Allahabad HC orders restoration of LGBT staff of U.P. Home Guards

The petitioner’s appointment was cancelled after a video revealing the person’s sexual orientation was widely shared.

Treating a person’s sexual orientation as an offence would be interference in the individual’s right of privacy, the Allahabad High Court noted as it directed the Uttar Pradesh Home Guards to reinstate a staff member belonging to the LGBT community whose appointment was cancelled after a video revealing the person’s sexual orientation was widely shared.

The court directed the Commandant General of Home Guards, Headquarters, Lucknow, U.P., to take the aggrieved petitioner back in service with immediate effect. The petitioner shall be entitled to all admissible dues and the honorarium shall be paid regularly as and when the same was due, the court noted.

Referring to the order dated June 11, 2019, through which the petitioner’s appointment was cancelled, the court said it was done on account of “some video of the petitioner which was made viral by someone.”

The assertion in paragraph No. 8 of the counter affidavit showed the perception of the officer, District Commandment of Home Guards, Bulandshar, who had passed the order of cancellation, the court said.

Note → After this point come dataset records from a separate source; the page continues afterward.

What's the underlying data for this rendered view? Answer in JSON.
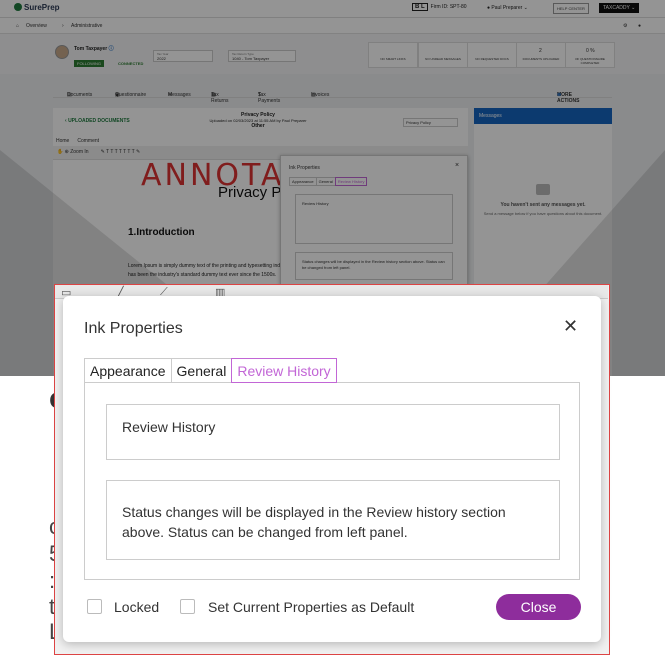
{
  "app": {
    "logo": "SurePrep",
    "firm_badge": "B L",
    "firm_id": "Firm ID: SPT-80",
    "user": "Paul Preparer",
    "help_center": "HELP CENTER",
    "taxcaddy": "TAXCADDY"
  },
  "nav": {
    "overview": "Overview",
    "administrative": "Administrative"
  },
  "client": {
    "name": "Tom Taxpayer",
    "following": "FOLLOWING",
    "connected": "CONNECTED",
    "tax_year_label": "Tax Year",
    "tax_year": "2022",
    "tax_type_label": "Tax Return Type",
    "tax_type": "1040 - Tom Taxpayer"
  },
  "stats": [
    {
      "value": "",
      "label": "NO SMART LINKS"
    },
    {
      "value": "",
      "label": "NO UNREAD MESSAGES"
    },
    {
      "value": "",
      "label": "NO REQUESTED DOCS"
    },
    {
      "value": "2",
      "label": "DOCUMENTS UPLOADED"
    },
    {
      "value": "0 %",
      "label": "OF QUESTIONNAIRE COMPLETED"
    }
  ],
  "tabs": {
    "documents": "Documents",
    "questionnaire": "Questionnaire",
    "messages": "Messages",
    "tax_returns": "Tax Returns",
    "tax_payments": "Tax Payments",
    "invoices": "Invoices",
    "more_actions": "MORE ACTIONS"
  },
  "document": {
    "back": "UPLOADED DOCUMENTS",
    "title": "Privacy Policy",
    "uploaded": "Uploaded on 02/03/2023 at 11:55 AM by Paul Preparer",
    "category": "Other",
    "selector": "Privacy Policy",
    "home_tab": "Home",
    "comment_tab": "Comment",
    "zoom": "Zoom In",
    "annotation": "ANNOTA",
    "heading": "Privacy P",
    "section": "1.Introduction",
    "lorem": "Lorem Ipsum is simply dummy text of the printing and typesetting industry. Lorem Ipsum has been the industry's standard dummy text ever since the 1500s."
  },
  "messages": {
    "header": "Messages",
    "empty": "You haven't sent any messages yet.",
    "hint": "Send a message below if you have questions about this document."
  },
  "dialog": {
    "title": "Ink Properties",
    "close_icon": "close-icon",
    "tabs": [
      "Appearance",
      "General",
      "Review History"
    ],
    "active_tab": "Review History",
    "review_history_label": "Review History",
    "status_text": "Status changes will be displayed in the Review history section above. Status can be changed from left panel.",
    "locked_label": "Locked",
    "set_default_label": "Set Current Properties as Default",
    "close_button": "Close"
  },
  "colors": {
    "accent_purple": "#8e2d9c",
    "active_tab": "#c266d6",
    "brand_green": "#1f7a3f",
    "messages_blue": "#1565c0",
    "callout_border": "#dd4444"
  }
}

“From the reading of the order itself, it is found to be vindictive in nature,” justice Sunita Agarwal noted in an order dated February 2, while quashing the order of cancellation of the appointment of the petitioner.

The sexual orientation of the petitioner had been stated to be “indulgence in untoward activity”, which was completely in violation of the observations of the Supreme Court in Navtej Singh Johar v. Union of India reported in (2018) 10 SCC 1, the court said.

The Supreme Court in the said case held that the sexual orientation of the person was an individual choice and any act of treating it as an offence would be interference in the right of the privacy of the person concerned, Justice Agarwal noted.

Any display of affection among the members of the LGBT community towards their partners in public, so long as it did not amount to indecency or had the potentiality to disturb public order, could not be bogged down by majority perception, the court further said referring to the Supreme Court case.